The 12 verses of "Crown Him with Many Crowns"

  • Sep 16, 2009
  • Our church has been focusing on the hymn "Crown Him with Many Crowns" for the month of September. There is some interesting background connected to this hymn, including how there got to be 12 verses.

    The song was originally penned in 1851 by Matthew Bridges (1800-1894), a former Anglican turned Catholic. Bridges wrote six stanzas, based upon Revelations 19:12, “...and on His head were many crowns.”

    Godfrey Thring (1823-1903) was a devout Anglican clergyman who was concerned that this popular hymn was allowing Catholic theology to be sung by protestant congregations. And so he wrote six new verses.

    The 12 stanzas have been mixed and matched down through the years. Interestingly, of the six verses most commonly appearing in hymnals today, three were written by Bridges and three by Thring.

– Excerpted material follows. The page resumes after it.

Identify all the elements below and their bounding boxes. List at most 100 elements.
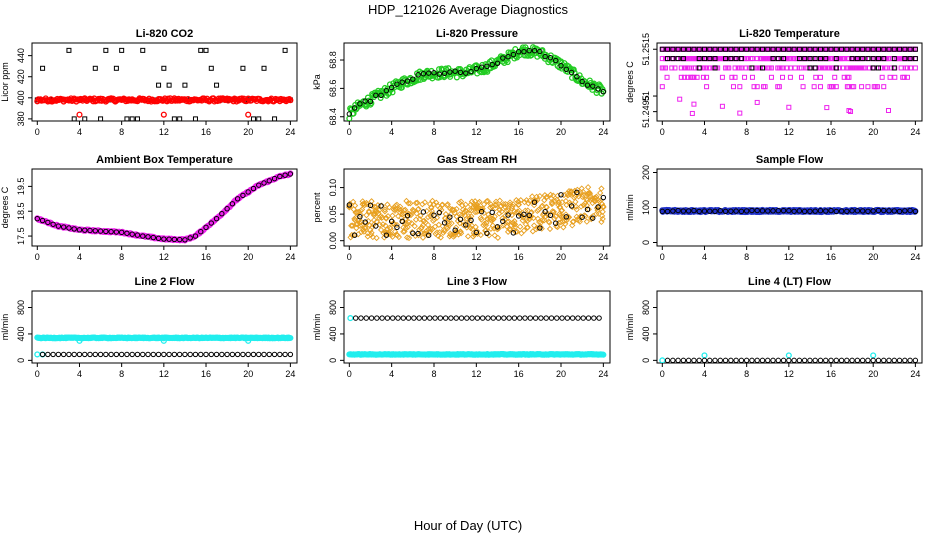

    Crown Him with Many Crowns — Bridges (1851):

    Crown Him with many crowns,
    The Lamb upon His throne;
    Hark! how the heavenly anthems drowns
    All music but its own:
    Awake, my soul, and sing
    Of Him who died for thee,
    And hail Him as thy matchless King
    Through all eternity.

    Crown Him the Virgin’s Son!
    The God Incarnate born,—
    Whose arm those crimson trophies won
    Which now His brow adorn!
    Fruit of the mystic Rose
    As of that Rose the Stem:
    The Root, whence mercy ever flows,—
    The Babe of Bethlehem!

    Crown Him the Lord of peace!
    Whose power a scepter sways,
    From pole to pole,—that wars may cease,
    Absorbed in prayer and praise:
    His reign shall know no end,
    And round His pierced feet
    Fair flowers of paradise extend
    Their fragrance ever sweet.

    Crown Him the Lord of love!
    Behold His hands and side,—
    Rich wounds, yet visible above,
    In beauty glorified:
    No angel in the sky
    Can fully bear that sight,
    But downward bends his burning eye
    At mysteries so bright!

    Crown Him the Lord of years!
    The Potentate of time,—
    Creator of the rolling spheres,
    Ineffably sublime!
    Glassed in a sea of light,
    Where everlasting waves
    Reflect His throne,—the Infinite!
    Who lives,—and loves—and saves.

    Crown Him the Lord of heaven!
    One with the Father known,—
    And the blest Spirit, through Him given
    From yonder triune throne!
    All hail! Redeemer,—Hail!
    For Thou hast died for me;
    Thy praise shall never, never fail
    Throughout eternity!

    Crown Him with Many Crowns — Thring (1874):

    Crown Him with crowns of gold,
    All nations great and small,
    Crown Him, ye martyred saints of old,
    The Lamb once slain for all;
    The Lamb once slain for them
    Who bring their praises now,
    As jewels for the diadem
    That girds His sacred brow.

    Crown Him the Son of God
    Before the worlds began,
    And ye, who tread where He hath trod,
    Crown Him the Son of man;
    Who every grief hath known
    That wrings the human breast,
    And takes and bears them for His own,
    That all in Him may rest.

    Crown Him the Lord of light,
    Who o’er a darkened world
    In robes of glory infinite
    His fiery flag unfurled.
    And bore it raised on high,
    In heaven-in earth-beneath,
    To all the sign of victory
    O’er Satan, sin, and death.

    Crown Him the Lord of life
    Who triumphed o’er the grave,
    And rose victorious in the strife
    For those He came to save;
    His glories now we sing
    Who died, and rose on high.
    Who died, eternal life to bring
    And lives that death may die.

    Crown Him of lords the Lord,
    Who over all doth reign
    Who once on earth, the incarnate Word,
    For ransomed sinners slain,
    Now lives in realms of light,
    Where saints with angels sing
    Their songs before Him day and night,
    Their God, Redeemer, King.

    Crown Him the Lord of heaven,
    Enthroned in worlds above;
    Crown Him the King, to whom is given
    The wondrous name of Love,
    Crown Him with many crowns,
    As thrones before Him fall.
    Crown Him, ye kings, with many crowns,
    For He is King of all.


    Anonymous said...

    Will we get to sing Bridges' second verse at Christmas?!

    Troy Friesen said...

    I definitely see the link to Christmas in this verse but the language is so coded and "mystic", to use one of it's own words, that I think it would be difficult for people to sing with understanding. I keep re-reading it myself and still am not sure I'm understanding all the symbolism and poetic language.

    Anonymous said...

    Hmm, now look at November's Hymn of the Month. Maybe we don't always sing what we fully understand, ?!